Japan’s regional financial institution foyer urges BOJ to give attention to rising prices of easing

By Leika Kihara

TOKYO (Reuters) – Japan’s regional bank lobby on Wednesday called on the central bank to focus on the rising costs of prolonged monetary easing, underlining the challenge for policymakers trying to weather growing risks to the world’s third-biggest economy.

Simmering Sino-U.S. trade tensions and slowing global demand have heightened market expectations the Bank of Japan will maintain its massive stimulus program, with some investors betting its next move could be to ramp up monetary support.

Takashige Shibato, head of the Regional Banks Association of Japan, said the BOJ’s ultra-loose policy likely helped the economy achieve one of the longest uninterrupted post-war expansion.

While various risks are clouding the outlook for Japan’s economy, the BOJ must take into account the dangers of prolonged easing such as the hit to bank profits and dwindling liquidity in the bond market.

“The BOJ said it will achieve 2 percent inflation in two years. But six years have passed” since the implementation of a radical stimulus program, Shibato said.

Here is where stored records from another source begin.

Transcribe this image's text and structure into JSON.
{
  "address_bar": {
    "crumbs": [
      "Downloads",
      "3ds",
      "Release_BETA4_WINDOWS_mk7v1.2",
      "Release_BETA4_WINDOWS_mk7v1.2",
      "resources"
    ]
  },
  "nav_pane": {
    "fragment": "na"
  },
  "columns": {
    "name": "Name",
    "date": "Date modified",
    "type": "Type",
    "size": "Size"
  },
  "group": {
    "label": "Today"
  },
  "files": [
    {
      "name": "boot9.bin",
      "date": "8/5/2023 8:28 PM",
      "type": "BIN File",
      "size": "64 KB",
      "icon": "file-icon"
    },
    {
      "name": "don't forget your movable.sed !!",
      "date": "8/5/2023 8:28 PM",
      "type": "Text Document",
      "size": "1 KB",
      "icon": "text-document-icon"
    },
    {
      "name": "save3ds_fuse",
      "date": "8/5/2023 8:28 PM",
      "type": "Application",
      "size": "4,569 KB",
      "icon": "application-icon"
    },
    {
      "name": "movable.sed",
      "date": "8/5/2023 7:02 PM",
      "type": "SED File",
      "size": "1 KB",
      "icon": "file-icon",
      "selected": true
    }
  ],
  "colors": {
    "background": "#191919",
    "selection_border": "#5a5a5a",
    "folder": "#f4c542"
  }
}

“The policy has provided sufficient benefits to the economy. On the other hand, various side-effects are emerging in areas like financial intermediation and bond market functions,” he said. “We hope the BOJ takes these into account.”

Shibato also said his lobby was requesting regulators to relax rules to allow commercial banks to expand business operations beyond traditional banking.

The remarks follow complains from Japan’s bank lobby head, who urged the BOJ to tweak its 2 percent inflation target so it can more flexibly whittle down stimulus.

Finance Minister Taro Aso also told parliament on Tuesday the central bank could give itself more flexibility in how it defines its 2 percent inflation target.

The BOJ is caught in a dilemma. Years of heavy stimulus have failed to fire up inflation, forcing the bank to maintain its massive bond buying program despite financial institutions having to endure weak profits from near-zero rates.